Nous voici transportés dans cet éclectisme typique de la fin du XIXe siècle, dans le mélange, la collusion des références, dans ce registre délicieux qui est le cachet d’une époque et nous ramène à l’univers mental du Paris fin de siècle, aux ateliers des artistes où se retrouvent demi-mondaines venues poser et jeunes élèves, aux fêtes de la Belle Epoque, aux voyages en Orient et ailleurs depuis Marseille, à l’opium des poètes.
Et puis quelle audace, quel contraste entre les formes tournoyantes et ce minuscule point fixe, solitaire mais lumineux ! Un rapport de tension et de contraste s’instaure entre cet élément insignifiant et le reste de la scène, avec ses figures monumentales, où l’accessoire gagne et retient l’attention. C’est ici que l’on peut admirer le génie de compositeur de Bougereau. Notre perle minuscule crée elle-même sa place au sein du tableau, en repoussant le corps convulsé du Christ à gauche et celui en plein mouvement du bourreau, sur la droite. On dirait que tous deux s’écartent pour mieux la dévoiler. La discrète boucle d’oreille repousse les éléments du tableau mais aimante notre regard. Sans compter que la figure de son propriétaire, à la pose arrêtée, puissamment ancré dans la terre, impose un surcroit de fermeté, de force d’inertie à cette partie du tableau. Exagérons un instant en disant que, une fois cet effet saisissant identifié, les autres figures de la toile sont réduites à de simples figurants, jouant le rôle d’embrayeurs visuels pour guider le regard vers notre point de focalisation. On est captivé, magnétisé pour un long moment. A-t-on jamais vu pareille chose dans une peinture religieuse ?

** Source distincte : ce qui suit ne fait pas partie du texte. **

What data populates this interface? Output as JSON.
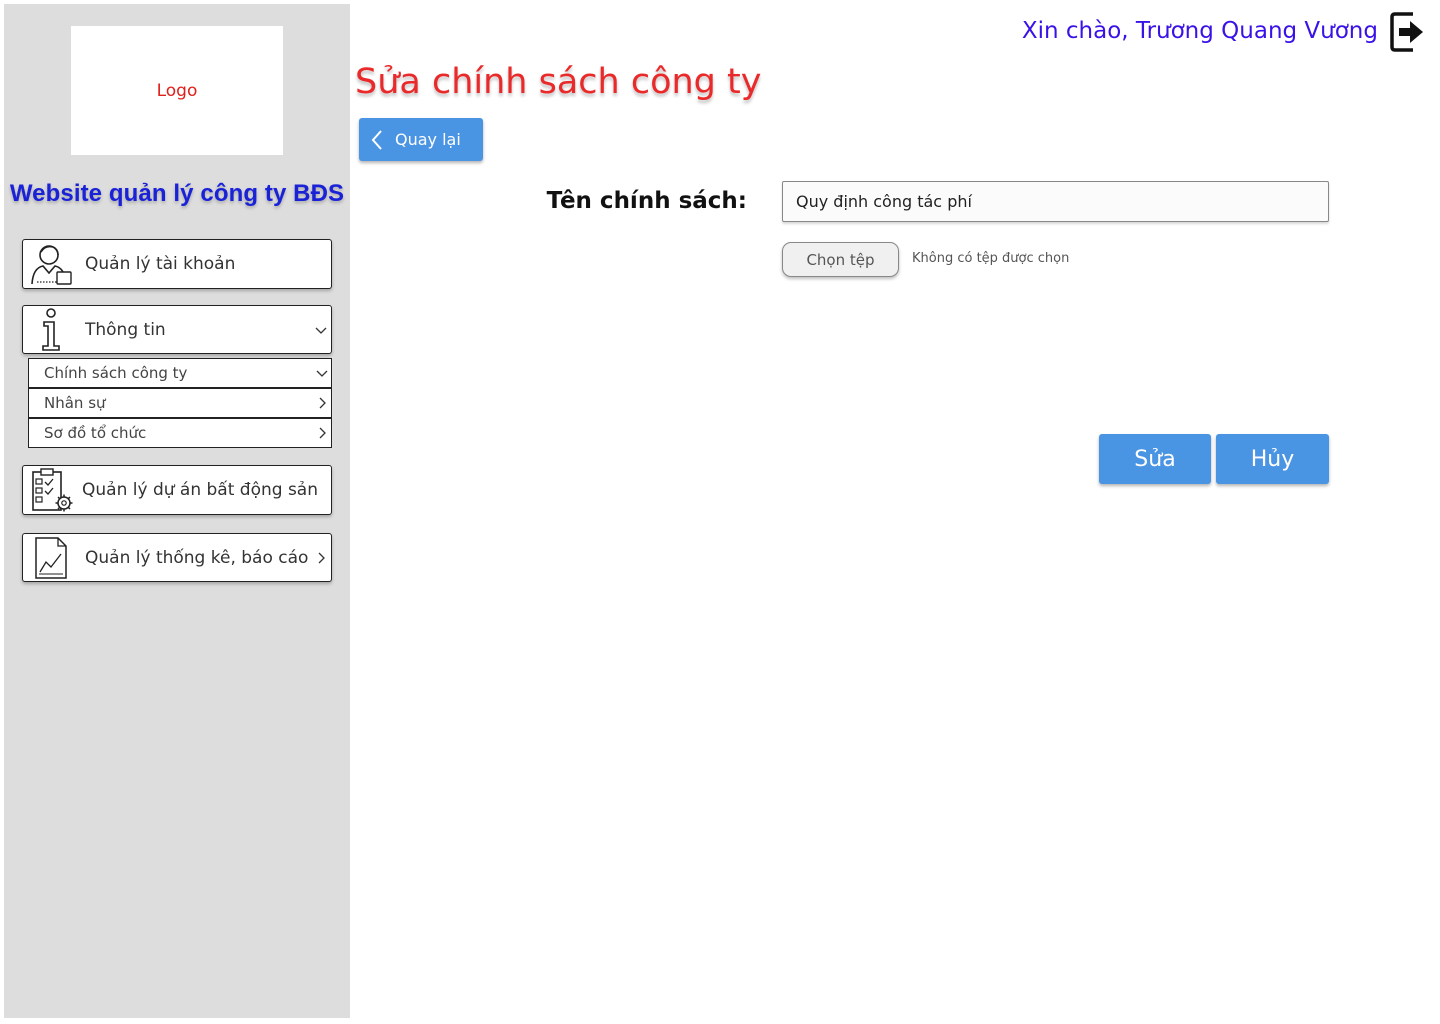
{
  "header": {
    "greeting": "Xin chào, Trương Quang Vương",
    "logout_icon": "logout-icon"
  },
  "sidebar": {
    "logo_text": "Logo",
    "site_title": "Website quản lý công ty BĐS",
    "menu": [
      {
        "label": "Quản lý tài khoản",
        "icon": "user-account-icon"
      },
      {
        "label": "Thông tin",
        "icon": "info-icon",
        "expanded": true
      },
      {
        "label": "Quản lý dự án bất động sản",
        "icon": "project-checklist-icon"
      },
      {
        "label": "Quản lý thống kê, báo cáo",
        "icon": "report-chart-icon"
      }
    ],
    "submenu": [
      {
        "label": "Chính sách công ty",
        "expanded": true
      },
      {
        "label": "Nhân sự"
      },
      {
        "label": "Sơ đồ tổ chức"
      }
    ]
  },
  "main": {
    "title": "Sửa chính sách công ty",
    "back_label": "Quay lại",
    "form": {
      "policy_name_label": "Tên chính sách:",
      "policy_name_value": "Quy định công tác phí",
      "file_button_label": "Chọn tệp",
      "file_status": "Không có tệp được chọn"
    },
    "actions": {
      "save_label": "Sửa",
      "cancel_label": "Hủy"
    }
  },
  "colors": {
    "sidebar_bg": "#dddddd",
    "accent_blue": "#4a94e4",
    "title_red": "#ea2a2a",
    "greeting_purple": "#3a12e8",
    "site_title_blue": "#1a22d8"
  }
}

Voilà une façon à rebours des analyses courantes de considérer ce tableau, qui recèle encore bien d’autres facettes. On aurait ainsi pu parler de l’autoportrait au sourire malicieux qu’a glissé Bougereau juste derrière notre bourreau turc…
Face à cette Flagellation, qui se révèle dans sa vraie nature au spectateur avisé, on peut passer ces quelques courts instants de fascination mêlée de délectation, d’extase parfois, que seule la découverte d’une œuvre inattendue suscite.
Bouguereau, qui l’eût cru, sait aussi séduire l’œil moderne.